Verna stared at him.

He said, "Get your hands down, Verna." He said it so loudly that she jumped. "Quiet!" she said. "There are people in the building." But she lowered her hands by her sides, standing very straight, looking at him.

"I'm going to play with your breasts while we talk," he said.

"No!" It was a whispered scream. She tried to shrink back into the door, but did not lift her hands. She said, "I'll kill you!" But immediately she felt herself ridiculous as she looked at his broad shoulders.

"Okay, then. Get out of the way. I'll leave."

"No," she whispered. It was barely audible. She was staring down, not at him. Then his hands were cupping her breasts through the sweater, rolling them and squeezing them together, pushing them back against her body. Verna's hands came up and closed on his wrists, but she did not try to pull him away. Her eyes were closed, her head against the door behind her. Tears ran down her face.

"Talk," said Carl, "I'll listen, now." His strong hands kneaded her heavy breasts, lifting them, so folds of the sweater touched her chin.

Verna shook her head, rolling it back and forth against the door. In a choked voice, she said, "What do you want?"

When he did not answer, her hands tore his wrists away from her. She lurched to the side and pushed past him into the room, gasping for breath. With a quick movement, Bauman turned the lock, swept open the door, stepped out, and closed it.

Verna flung herself against the closed door with a cry of anger that was actually only a whisper. She put her palms flat against the door, resting her forehead against it. For several moments, she did not reach down to straighten her sweater, to pull it down to cover her bare midriff. She just leaned against the door, panting as though at the end of a run. At last, she straightened up and her hands came down, pausing a moment on her breasts, which still heaved with her breathing.

In her eyes were tears of outrage. She would call Daniel—no , the police. But she could not do that, of course; she would have him out of the university tomorrow. But would that stop him? She wiped her hands down over her face, the wetness; then she pushed her hair back and her hands paused over her temples, as though to contain the waves of throbbing.

She sat at home listlessly for hours at time, after which she would rush around, but accomplish nothing. A dozen times, in her mind, she told Daniel everything, confessed, explained, sought his understanding. And then the police were called and the...the predator, was arrested. But each time, she saw in her mind's eye Daniel's face, unmoving, but with a slightly strained expression, as though he were hard of hearing, and his lips were raised slightly in an expression of disbelief and disgust. She heard his question: 'And you asked her to? To seduce me? You...you paid her? So all of this has been because of what?
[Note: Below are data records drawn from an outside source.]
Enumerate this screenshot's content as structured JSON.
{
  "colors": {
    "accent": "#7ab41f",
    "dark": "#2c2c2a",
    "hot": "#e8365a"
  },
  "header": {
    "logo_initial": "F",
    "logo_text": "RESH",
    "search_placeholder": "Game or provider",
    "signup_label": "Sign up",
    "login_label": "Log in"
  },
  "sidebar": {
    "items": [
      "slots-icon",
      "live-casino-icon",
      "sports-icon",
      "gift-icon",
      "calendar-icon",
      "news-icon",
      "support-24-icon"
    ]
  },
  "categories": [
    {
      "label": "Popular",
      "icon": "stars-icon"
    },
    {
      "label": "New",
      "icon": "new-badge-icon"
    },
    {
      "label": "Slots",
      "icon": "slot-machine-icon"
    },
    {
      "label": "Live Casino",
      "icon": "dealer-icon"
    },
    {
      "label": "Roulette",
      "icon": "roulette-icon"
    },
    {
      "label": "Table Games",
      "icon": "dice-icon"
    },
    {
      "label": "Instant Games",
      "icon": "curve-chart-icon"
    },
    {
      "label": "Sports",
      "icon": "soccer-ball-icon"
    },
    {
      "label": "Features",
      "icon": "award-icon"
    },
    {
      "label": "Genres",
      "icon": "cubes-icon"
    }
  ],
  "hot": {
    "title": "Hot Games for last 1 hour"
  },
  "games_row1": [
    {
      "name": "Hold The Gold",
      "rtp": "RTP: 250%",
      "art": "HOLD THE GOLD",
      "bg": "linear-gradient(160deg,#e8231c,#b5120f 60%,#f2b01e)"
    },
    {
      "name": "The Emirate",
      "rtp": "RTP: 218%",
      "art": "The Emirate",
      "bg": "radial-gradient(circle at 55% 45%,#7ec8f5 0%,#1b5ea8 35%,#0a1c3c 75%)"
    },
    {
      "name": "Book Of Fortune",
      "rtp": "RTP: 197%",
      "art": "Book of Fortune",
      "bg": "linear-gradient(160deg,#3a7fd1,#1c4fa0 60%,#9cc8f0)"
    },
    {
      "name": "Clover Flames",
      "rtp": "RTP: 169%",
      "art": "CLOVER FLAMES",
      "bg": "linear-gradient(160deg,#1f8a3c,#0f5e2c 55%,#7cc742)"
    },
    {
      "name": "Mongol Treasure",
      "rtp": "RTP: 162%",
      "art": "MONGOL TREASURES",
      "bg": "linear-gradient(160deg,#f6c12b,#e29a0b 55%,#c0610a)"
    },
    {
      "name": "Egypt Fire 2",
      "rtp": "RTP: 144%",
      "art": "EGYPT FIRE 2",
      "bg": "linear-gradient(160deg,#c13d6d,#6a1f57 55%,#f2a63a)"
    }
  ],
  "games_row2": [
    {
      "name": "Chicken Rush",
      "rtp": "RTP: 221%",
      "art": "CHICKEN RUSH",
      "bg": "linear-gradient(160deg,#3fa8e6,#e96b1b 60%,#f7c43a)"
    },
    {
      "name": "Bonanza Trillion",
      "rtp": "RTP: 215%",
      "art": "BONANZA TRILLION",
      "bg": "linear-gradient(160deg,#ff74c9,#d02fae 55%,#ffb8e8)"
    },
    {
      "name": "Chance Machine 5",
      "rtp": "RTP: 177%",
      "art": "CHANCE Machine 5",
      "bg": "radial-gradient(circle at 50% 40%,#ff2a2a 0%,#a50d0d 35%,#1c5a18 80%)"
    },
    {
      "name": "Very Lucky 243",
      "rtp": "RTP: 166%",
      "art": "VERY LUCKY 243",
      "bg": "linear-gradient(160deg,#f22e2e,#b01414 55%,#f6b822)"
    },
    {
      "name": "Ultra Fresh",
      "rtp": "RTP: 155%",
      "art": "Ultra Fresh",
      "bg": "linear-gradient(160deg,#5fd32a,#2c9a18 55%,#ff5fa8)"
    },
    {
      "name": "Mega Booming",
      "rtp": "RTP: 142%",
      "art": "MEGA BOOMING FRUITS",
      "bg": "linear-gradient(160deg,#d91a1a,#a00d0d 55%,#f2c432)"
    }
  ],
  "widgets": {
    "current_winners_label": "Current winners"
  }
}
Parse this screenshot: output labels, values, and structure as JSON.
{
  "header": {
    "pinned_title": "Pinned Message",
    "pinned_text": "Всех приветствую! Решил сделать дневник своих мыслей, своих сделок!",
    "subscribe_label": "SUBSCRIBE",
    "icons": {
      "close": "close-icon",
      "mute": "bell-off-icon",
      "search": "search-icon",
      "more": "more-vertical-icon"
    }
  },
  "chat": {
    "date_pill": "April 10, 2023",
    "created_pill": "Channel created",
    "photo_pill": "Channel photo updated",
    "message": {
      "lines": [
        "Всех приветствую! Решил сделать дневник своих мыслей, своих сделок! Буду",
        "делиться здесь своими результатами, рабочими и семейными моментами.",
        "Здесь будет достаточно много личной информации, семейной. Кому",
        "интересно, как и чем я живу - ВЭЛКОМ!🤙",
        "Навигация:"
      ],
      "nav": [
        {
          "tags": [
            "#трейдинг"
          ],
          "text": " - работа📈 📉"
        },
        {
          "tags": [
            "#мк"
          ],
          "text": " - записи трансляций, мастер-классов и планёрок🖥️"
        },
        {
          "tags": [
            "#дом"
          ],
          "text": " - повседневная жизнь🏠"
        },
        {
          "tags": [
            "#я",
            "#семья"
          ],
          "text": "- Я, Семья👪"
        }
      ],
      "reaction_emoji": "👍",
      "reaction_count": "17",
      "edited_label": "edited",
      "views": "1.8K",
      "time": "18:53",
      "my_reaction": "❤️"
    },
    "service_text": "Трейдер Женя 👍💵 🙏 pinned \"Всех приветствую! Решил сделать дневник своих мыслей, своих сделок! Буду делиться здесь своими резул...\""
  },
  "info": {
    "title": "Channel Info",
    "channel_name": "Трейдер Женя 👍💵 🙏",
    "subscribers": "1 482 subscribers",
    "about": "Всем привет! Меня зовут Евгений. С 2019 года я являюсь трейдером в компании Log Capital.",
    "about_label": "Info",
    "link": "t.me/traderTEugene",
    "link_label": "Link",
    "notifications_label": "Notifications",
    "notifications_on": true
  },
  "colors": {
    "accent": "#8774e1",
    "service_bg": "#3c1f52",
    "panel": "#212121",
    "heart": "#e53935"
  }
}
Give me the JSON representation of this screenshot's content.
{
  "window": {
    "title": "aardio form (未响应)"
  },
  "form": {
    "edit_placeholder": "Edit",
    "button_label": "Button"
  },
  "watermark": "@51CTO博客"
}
Because you told Darlene that your husband was too weak and ineffectual to do anything about his desires? You told her...You fixed me up with a girl, like a 14-year-old boy?'

The words varied a little, each time, but always Verna ended the imagined dialogue by closing her eyes, shaking her head, and sometimes silent tears ran down the sides of her nose, giving her long, bony face an expression of drawn torment.